Blog
mercari AI’s research “LLMs as an Interactive Database Interface for Designing Large Queries” accepted to HILDA Workshop in SIGMOD 2024
Overview
We are pleased to announce that the paper "LLMs as an Interactive Database Interface for Designing Large Queries" by Engineer Yilin Li and Deddy Jobson, of the Mercaril AI team has been accepted for HILDA Workshop of the international conference SIGMOD 2024 in the field of management of data.
SIGMOD 2024 is one of the most prestigious international conferences in the field of data management, held annually by researchers from around the world. This year's 49th, was held in Santiago, Chile, from June 9 to 14, 2024.
Key points of presentation
- Current Text2SQL tends to produce inexact queries when scaled to databases the size of what we have in Mercari.
- We build a system to incorporate human feedback to iteratively finetune SQL queries.
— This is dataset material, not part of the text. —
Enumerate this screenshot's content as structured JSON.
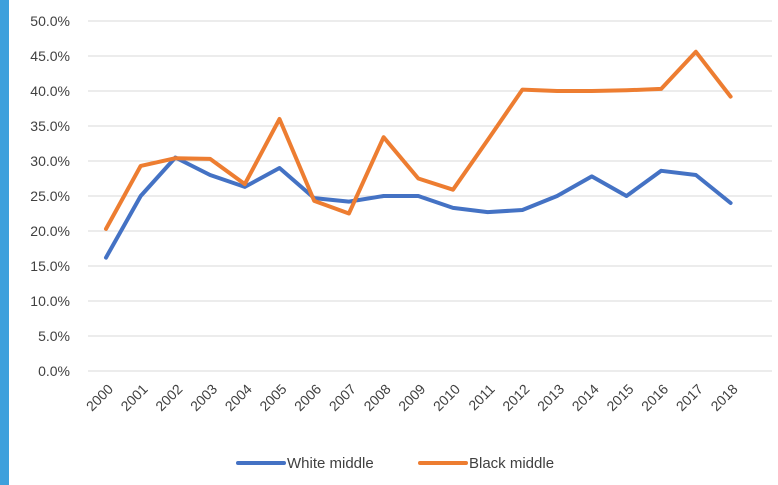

- We plan on leveraging knowledge graphs in the next iteration for better schema linking.
Background
In large companies, writing SQL queries can be a time-consuming process. The required data can be scattered across a plethora of tables, which constantly get updated, making it difficult for the layperson to create queries for one-shot data analytics tasks.
Summary of paper
To improve data democratization in Mercari, we implement a solution using LLMs for text 2 SQL. While a number of existing methods exist, they tend to suffer from errors that are hard to catch. For that reason, instead of treating Text2SQL as a one-shot generation process, we consider it to be an interactive problem with a human in the loop. We build a system that involves validation stages and human feedback to polish the query before returning it to the end user. Our method results in fewer errors and, therefore, more useful queries.
About Customer Understanding Team
The Customer Understanding team is dedicated to analyzing the behavior of customers of Mercari Group and proposing strategies to optimize their journey and lifetime value. We employ a variety of technologies like statistics, mathematical optimization, large language models, etc.